The district decided to hire additional teachers to lessen class sizes and make it easier for students to social distance, as it continues navigating the effects of COVID-19 in the community.
Stoaks currently lives in Jefferson City, where she is finishing up her degree in English at Lincoln University. She said she has a particular passion for working with young people.
"I always had a connection with children from a young age," Stoaks said. "My mom owned a day care for the longest time, so I would help her and once I was old enough I ended up volunteering at a day care. There is something about children. I just love helping them and seeing them grow and seeing that light in their eyes when they realize that they figured something out."
Stoaks said she was excited to see a smaller town like California was hiring. She said she prefers a small-town atmosphere where the principal, teachers and students know each other, making it easier to work with each individual.
Stoaks said she tries to stick to an exploring, finding things out on your own and project-based type of teaching method. Right now, however, classes are playing catch-up on notes, but Stoaks said she and her students are excited to see where the year goes.
"I'm excited to be here," Stoaks said. "It's my first semester teaching, I'm just excited to learn and figure out how everything works because it's my first time having my own classroom, and of course if the parents need to contact me, they can I'm not distant."
Wood graduated from Central Methodist University in November and is currently pursuing a Master's degree through Missouri State University. She is originally from the Eldon area, where she was a paraprofessional at the School of Osage. Wood has been in education for the last five years. She started off as a substitute and worked her way to a paraprofessional role, before being hired by California.
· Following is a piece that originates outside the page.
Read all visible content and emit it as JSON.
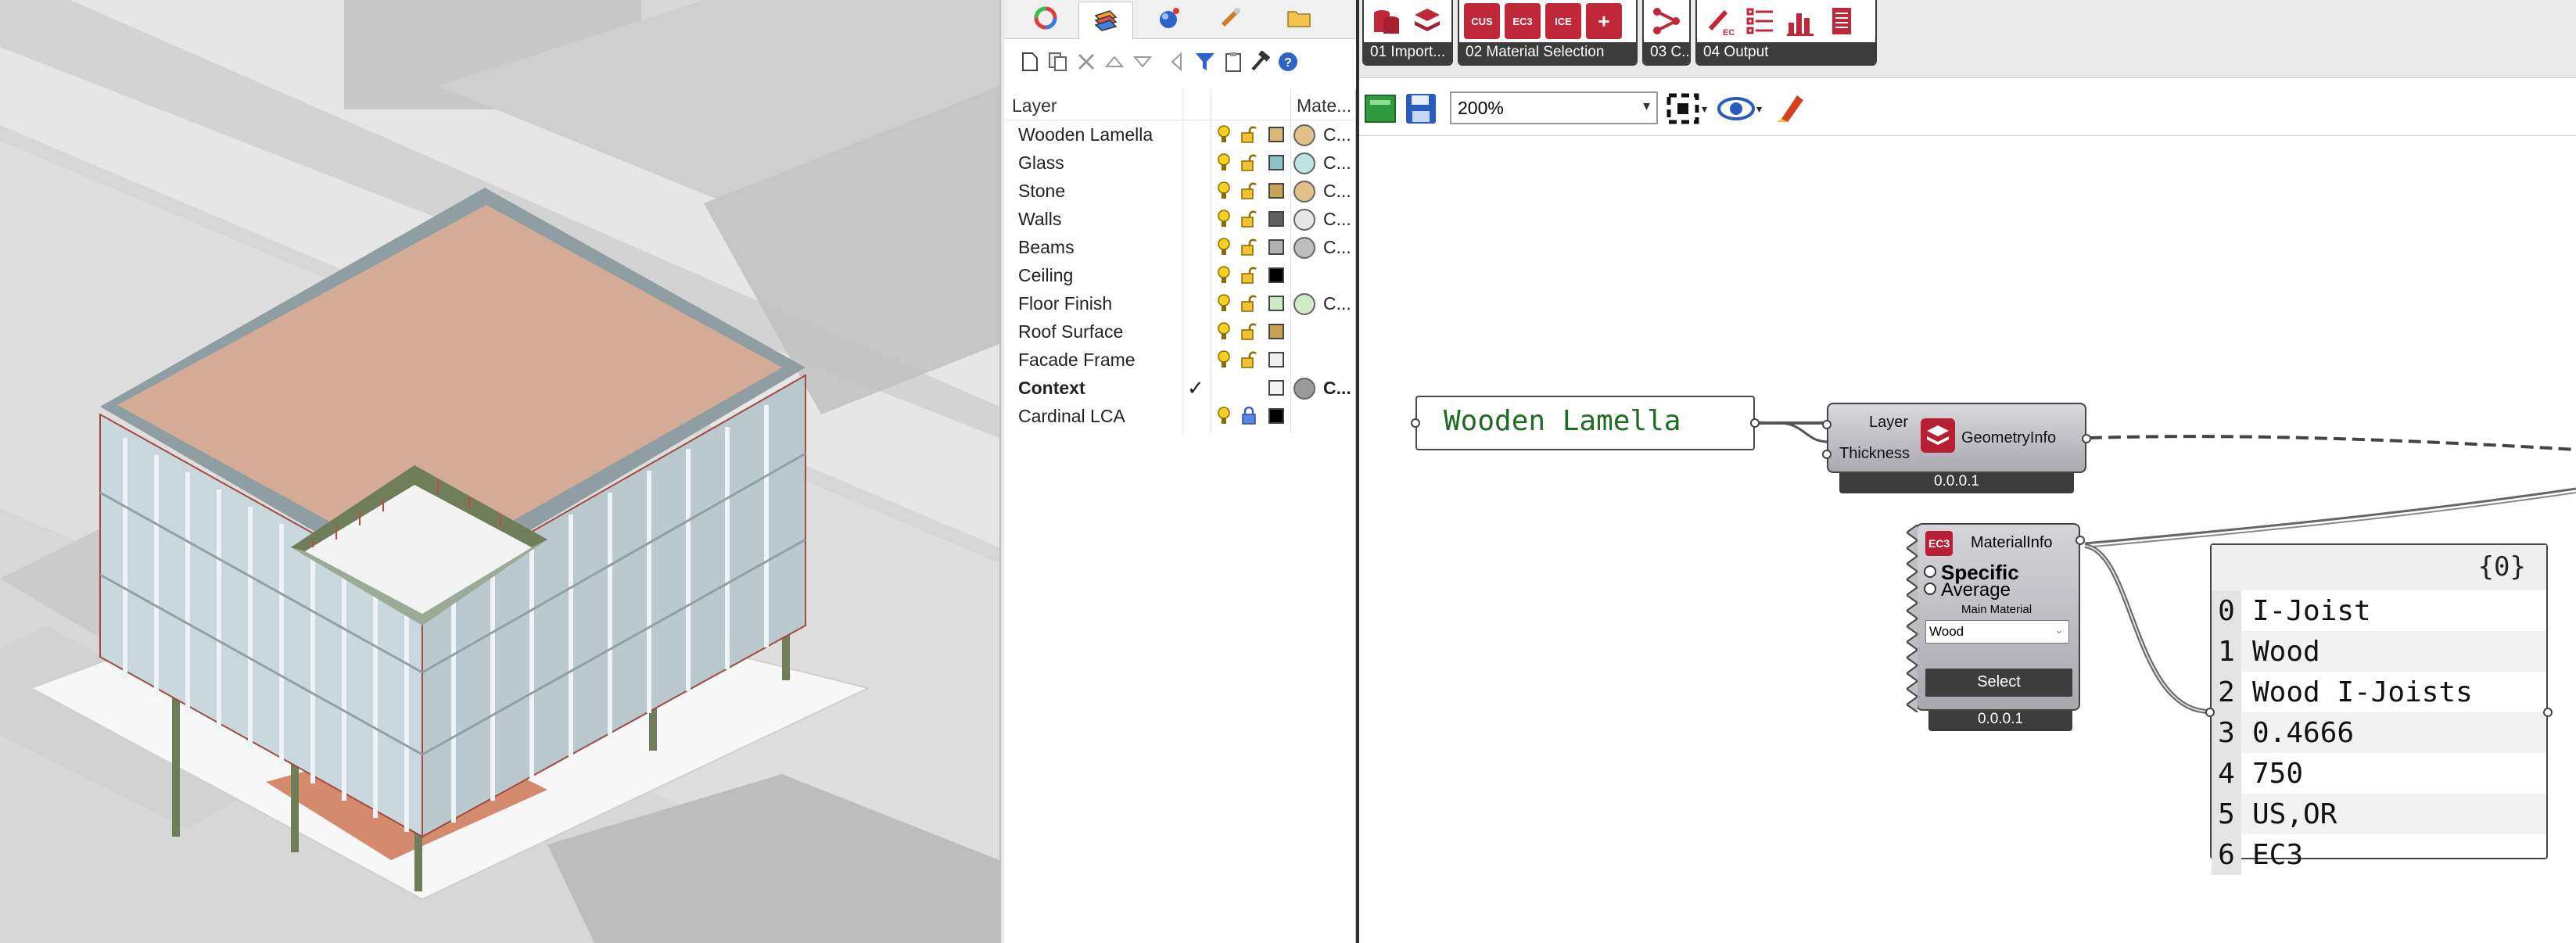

Wood said she holds her experience with an influential teacher in her life close when it comes to what kind of teacher she would like to be.
"The reason I went into teaching was because of my fourth grade teacher, who went above and beyond for me inside and outside of school," Wood said. "So I wanted to be that person for another student."
When it comes to her teaching style, Wood said she is very hands-on and doesn't like to lecture her students too much. She tells them what they'll be doing and off they go, but she does constantly walk around the room in case any student needs help.
Coming on board in the middle of the school year has been a little chaotic, both new teachers said, but everyone has been doing their best to adjust and move forward. CMS staff members have been very welcoming to the two new teachers and the students have been slightly confused but mostly excited.
Neither Stoaks or Woods were too concerned about starting in the middle of the school year with the pandemic still ongoing. They have had experience in a school setting due to previous work or field experience, so they said they knew what to expect and what had to be done to make sure the students could continue their education.
"I was kind of nervous, but when each of the classes would come in, I told them, 'I'm asking you all two things and you can expect those two things back from me be flexible and be patient,'" Wood said. "It's not very often a teacher comes in midway through the year and has a new class and the students have a new teacher, so we're going to be learning this new thing as we go."
Both teachers said they plan to do their best to meet the needs of their new students, get them in a routine and prepare them for their futures.